Lindblad Expeditions (LIND) Proxy filing summary
Event summary combining transcript, slides, and related documents.
Proxy filing summary
28 Apr, 2026Executive summary
The 2026 annual meeting will be held virtually on June 10, 2026, with voting on director elections, executive compensation, and auditor ratification.
Stockholders of record as of April 14, 2026, are eligible to vote, with 65,499,714 shares outstanding.
Voting can be done electronically, by phone, or by mail, and all proxies are solicited by the Board.
The Board recommends voting FOR all director nominees, executive compensation, and auditor ratification.
Voting matters and shareholder proposals
Four Class B directors are up for election to serve until 2029: L. Dyson Dryden, John M. Fahey, Catherine B. Reynolds, and Andy Stuart.
Advisory vote on 2025 executive compensation (say-on-pay) is included.
Ratification of Ernst & Young LLP as independent auditor for fiscal 2026 is proposed.

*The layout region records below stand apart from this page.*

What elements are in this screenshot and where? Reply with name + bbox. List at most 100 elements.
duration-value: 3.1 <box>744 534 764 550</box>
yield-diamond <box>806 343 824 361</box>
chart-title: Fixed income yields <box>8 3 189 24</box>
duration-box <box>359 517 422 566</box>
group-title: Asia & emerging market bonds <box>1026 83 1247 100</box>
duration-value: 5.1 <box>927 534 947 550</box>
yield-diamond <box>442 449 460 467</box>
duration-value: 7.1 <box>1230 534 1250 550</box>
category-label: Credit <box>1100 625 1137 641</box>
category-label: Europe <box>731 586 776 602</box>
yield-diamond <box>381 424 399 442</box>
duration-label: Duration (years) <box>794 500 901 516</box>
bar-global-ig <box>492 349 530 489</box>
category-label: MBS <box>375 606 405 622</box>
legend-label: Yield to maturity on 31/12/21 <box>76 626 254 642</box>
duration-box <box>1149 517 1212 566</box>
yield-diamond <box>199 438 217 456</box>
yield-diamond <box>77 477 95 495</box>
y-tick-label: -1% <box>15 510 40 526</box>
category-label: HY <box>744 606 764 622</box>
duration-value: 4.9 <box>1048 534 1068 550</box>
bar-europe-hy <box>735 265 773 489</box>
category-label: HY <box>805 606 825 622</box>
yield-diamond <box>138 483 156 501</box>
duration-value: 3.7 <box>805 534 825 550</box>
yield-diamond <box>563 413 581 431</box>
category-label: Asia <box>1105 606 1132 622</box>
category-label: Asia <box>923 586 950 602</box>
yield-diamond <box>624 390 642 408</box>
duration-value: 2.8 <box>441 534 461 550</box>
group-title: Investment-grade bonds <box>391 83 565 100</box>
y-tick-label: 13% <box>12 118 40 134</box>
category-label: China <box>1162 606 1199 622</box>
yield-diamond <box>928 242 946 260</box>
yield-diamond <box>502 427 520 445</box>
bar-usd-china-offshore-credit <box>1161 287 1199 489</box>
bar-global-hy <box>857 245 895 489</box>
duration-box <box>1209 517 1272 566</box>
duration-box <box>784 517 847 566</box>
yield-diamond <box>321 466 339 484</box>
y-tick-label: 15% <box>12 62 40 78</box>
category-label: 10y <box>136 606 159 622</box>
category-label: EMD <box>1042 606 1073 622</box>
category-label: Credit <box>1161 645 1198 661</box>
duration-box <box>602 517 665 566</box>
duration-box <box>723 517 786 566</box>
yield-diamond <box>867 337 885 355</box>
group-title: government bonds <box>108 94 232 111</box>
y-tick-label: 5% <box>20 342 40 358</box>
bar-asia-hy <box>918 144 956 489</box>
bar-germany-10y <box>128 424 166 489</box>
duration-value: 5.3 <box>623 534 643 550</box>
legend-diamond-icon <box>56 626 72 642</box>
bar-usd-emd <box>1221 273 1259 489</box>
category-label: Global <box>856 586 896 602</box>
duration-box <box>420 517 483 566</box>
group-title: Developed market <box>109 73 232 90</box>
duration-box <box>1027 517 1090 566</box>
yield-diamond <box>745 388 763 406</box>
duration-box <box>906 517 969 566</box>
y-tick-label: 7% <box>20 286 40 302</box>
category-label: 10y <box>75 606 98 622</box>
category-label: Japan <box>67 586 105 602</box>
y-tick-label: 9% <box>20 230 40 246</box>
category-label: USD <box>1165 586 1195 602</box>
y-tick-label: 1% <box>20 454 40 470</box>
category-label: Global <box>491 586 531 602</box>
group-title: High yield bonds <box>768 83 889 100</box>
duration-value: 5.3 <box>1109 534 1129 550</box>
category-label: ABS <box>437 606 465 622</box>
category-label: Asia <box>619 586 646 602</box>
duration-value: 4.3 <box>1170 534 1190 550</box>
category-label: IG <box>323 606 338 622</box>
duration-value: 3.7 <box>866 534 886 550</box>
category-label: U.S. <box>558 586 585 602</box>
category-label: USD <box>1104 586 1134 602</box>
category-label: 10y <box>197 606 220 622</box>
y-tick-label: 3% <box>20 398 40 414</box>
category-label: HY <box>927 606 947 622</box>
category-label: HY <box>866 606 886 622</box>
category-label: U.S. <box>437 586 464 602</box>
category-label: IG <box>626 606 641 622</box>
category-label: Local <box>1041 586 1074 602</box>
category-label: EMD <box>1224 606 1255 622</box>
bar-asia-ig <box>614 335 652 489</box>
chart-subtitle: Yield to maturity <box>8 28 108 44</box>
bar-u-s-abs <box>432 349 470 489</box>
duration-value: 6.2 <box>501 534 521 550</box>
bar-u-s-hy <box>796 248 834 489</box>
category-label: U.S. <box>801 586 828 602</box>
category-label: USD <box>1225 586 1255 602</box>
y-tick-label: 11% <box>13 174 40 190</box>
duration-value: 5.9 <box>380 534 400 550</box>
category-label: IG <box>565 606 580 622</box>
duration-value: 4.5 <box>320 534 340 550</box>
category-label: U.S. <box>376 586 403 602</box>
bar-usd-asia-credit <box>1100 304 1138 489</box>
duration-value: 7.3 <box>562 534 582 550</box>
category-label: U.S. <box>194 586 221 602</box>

Shareholder proposals for the 2027 meeting must be received by December 21, 2026.
Board of directors and corporate governance
The Board consists of eleven members divided into three staggered classes.
Board leadership includes two Co-Chairs; a lead independent director is designated as needed.
All directors attended at least 75% of meetings in 2025; independence is confirmed for most directors.
Four standing committees: Nominating, Audit, Risk/Safety/Operational Compliance, and Compensation.
Board diversity and skills are emphasized, with ongoing assessment of composition.